Avant de réfléchir à ce qu’est l’IA générative (ou peut-être en même temps), il faut se demander : comment l’évaluer ? Comment savoir quelle version écrit le meilleur texte, le code le mieux conçu ou génère l’image la plus réaliste ? À l’heure actuelle, il n’existe pas de réponse. Nous ne savons pas à quel point les systèmes d’IA générative sont intelligents. Aucun outil d’évaluation standardisé ne permet la comparaison systématique de leurs capacités, ni de leurs limites ou vulnérabilités. L’un des tests les plus couramment utilisé est le Massive Multitask Language Understanding (MMLU), une collection de 16 000 QCM portant sur des dizaines de domaines, allant des mathématiques au droit et à la médecine. C’est devenu la référence en matière d’IA en compétition pour la domination en intelligence générale. Mais les systèmes ne cessent de se jouer de ce genre de tests, en les intégrant dans leurs nouvelles versions.
Pour le dire autrement, nous sommes bien en peine de définir l’intelligence de l’IA. En médecine, par exemple, lorsque les gens interrogent une IA générative, ils attendent une exactitude et une cohérence des résultats. S’ils obtiennent une mauvaise réponse une fois sur dix lorsqu’ils posent une question, est-ce suffisant pour une application médicale ? Et comment savoir si un test est valable dans l’ensemble des situations ? Là encore, personne n’a de réponse. Avec les actuelles IA génératives, il existe une certaine fiabilité de la production, mais aucun lien vérifiable avec une source ni aucun raisonnement capable de soutenir une relation à la vérité (ou à la réalité). La statistique utilisée dans les modèles de langage est performante, mais l’idéologie qui la sous-tend n’est pas accessible, son épistémologie n’est pas contestable car non clarifiée.
Il n’y a donc aucun moyen d’intervenir sur ce qui est à l’œuvre. La pensée critique des personnes qui n’appartiennent pas à l’élite des Big Tech ne peut plus s’exercer. Et peut-être même cette petite élite n’a-t-elle pas (ou plus) de volonté critique ni les outils conceptuels nécessaires pour reprendre la main sur les machines.
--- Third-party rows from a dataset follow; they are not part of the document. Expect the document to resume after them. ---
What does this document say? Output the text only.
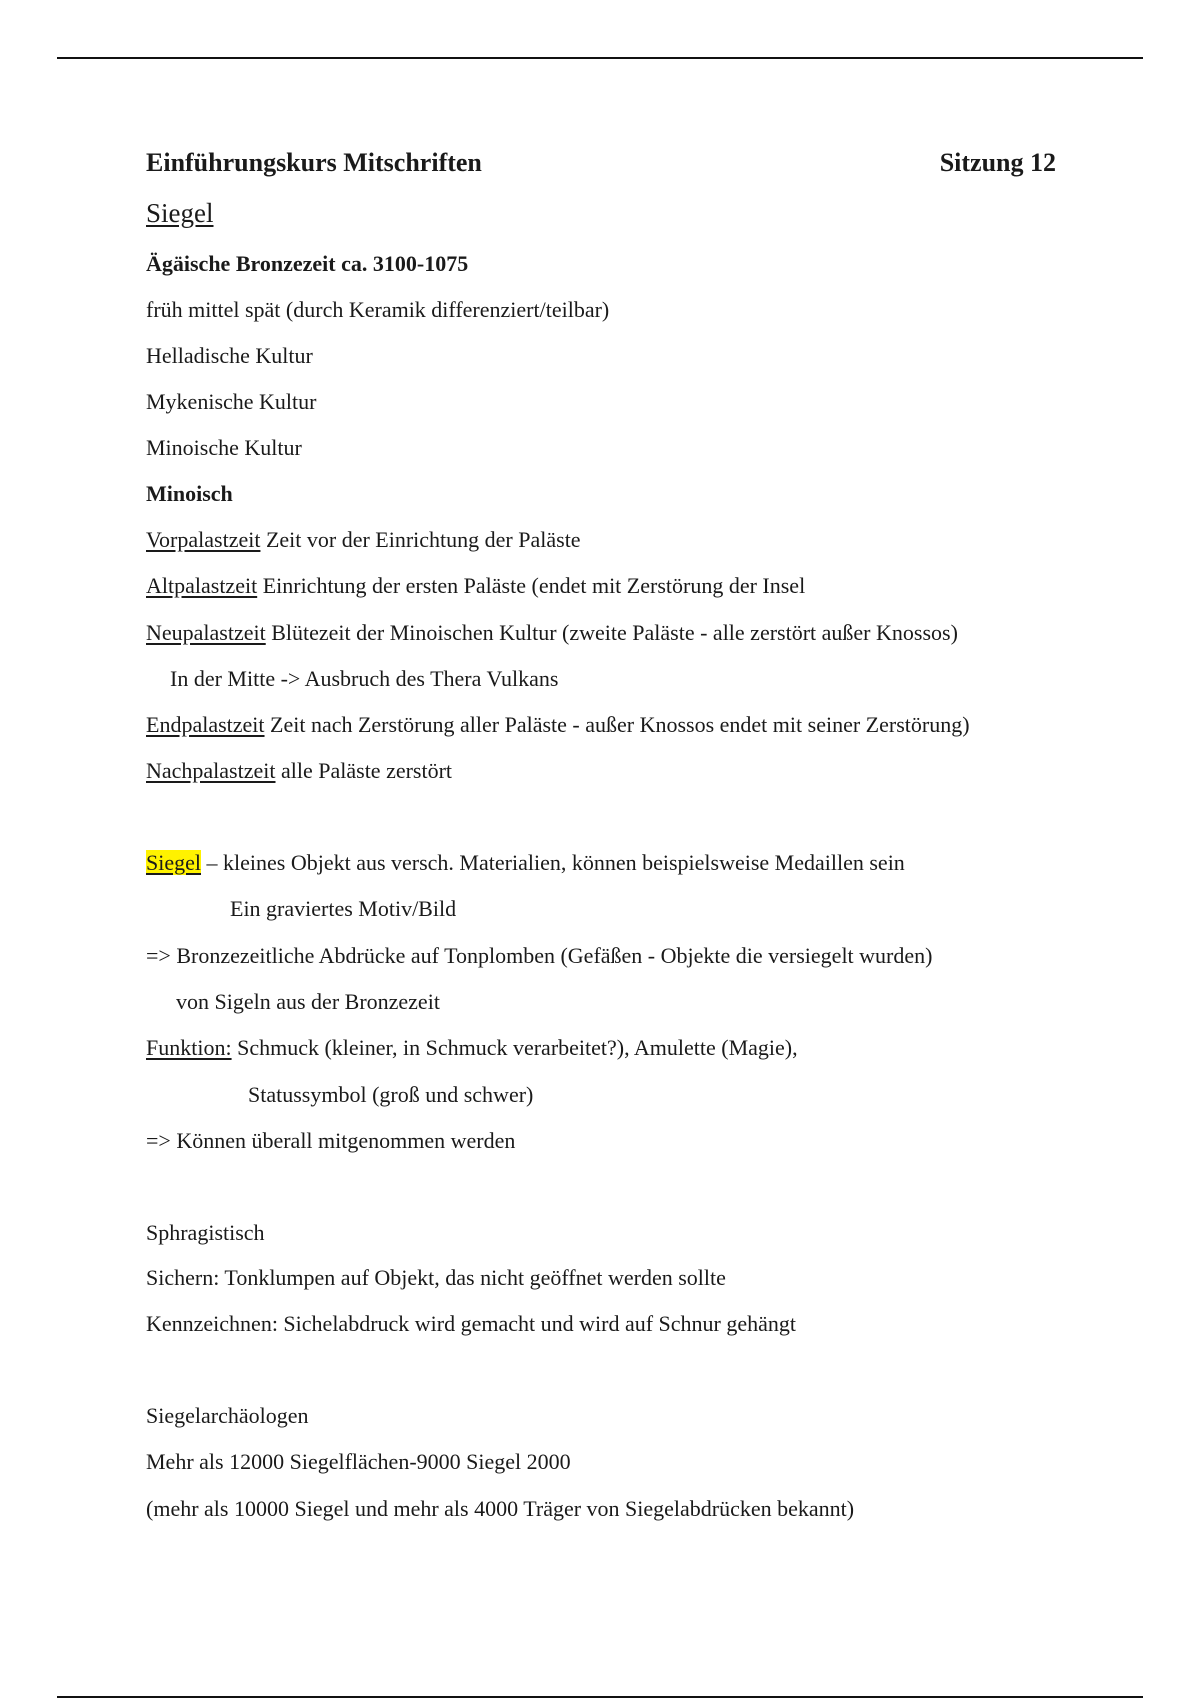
Einführungskurs Mitschriften	Sitzung 12
Siegel
Ägäische Bronzezeit ca. 3100-1075
früh mittel spät (durch Keramik differenziert/teilbar)
Helladische Kultur
Mykenische Kultur
Minoische Kultur
Minoisch
Vorpalastzeit Zeit vor der Einrichtung der Paläste
Altpalastzeit Einrichtung der ersten Paläste (endet mit Zerstörung der Insel
Neupalastzeit Blütezeit der Minoischen Kultur (zweite Paläste - alle zerstört außer Knossos)
In der Mitte -> Ausbruch des Thera Vulkans
Endpalastzeit Zeit nach Zerstörung aller Paläste - außer Knossos endet mit seiner Zerstörung)
Nachpalastzeit alle Paläste zerstört
Siegel – kleines Objekt aus versch. Materialien, können beispielsweise Medaillen sein
Ein graviertes Motiv/Bild
=> Bronzezeitliche Abdrücke auf Tonplomben (Gefäßen - Objekte die versiegelt wurden)
von Sigeln aus der Bronzezeit
Funktion: Schmuck (kleiner, in Schmuck verarbeitet?), Amulette (Magie),
Statussymbol (groß und schwer)
=> Können überall mitgenommen werden
Sphragistisch
Sichern: Tonklumpen auf Objekt, das nicht geöffnet werden sollte
Kennzeichnen: Sichelabdruck wird gemacht und wird auf Schnur gehängt
Siegelarchäologen
Mehr als 12000 Siegelflächen-9000 Siegel 2000
(mehr als 10000 Siegel und mehr als 4000 Träger von Siegelabdrücken bekannt)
Organiser un futur souhaitable demande de maîtriser la grammaire du monde. Par exemple : qu’est-ce que la médecine, comment s’hybride-t-elle avec les humains, vers quoi faire évoluer sa structure ? Ces questions ne sont pas statistiques, elles sont épistémologiques et éthiques.
La cerise sur le gâteau de cet avenir-simulacre du monde, c’est la manière qu’ont les grands patrons des entreprises qui dominent l’IA – ces clowns de plus en plus moralisateurs – de prétendre qu’une course sans but clair représente un destin valable pour l’humanité et qu’eux seuls – parce que demi-dieux de leur propre religion – détiennent les ultimes critères de vérité.
Quand oserons-nous dire : les clowns sont nus ? La montée de l’insignifiance n’est pas un progrès. Le seul horizon qui compte, au-delà du bruit des machines, c’est la possibilité, pour les humains, de se créer eux-mêmes un destin.
1 Metz C, Kang C, Frenkel S, Thompson S, Grant N. How Tech Giants Cut Corners to Harvest Data for A.I. NY Times 8 avril 2024.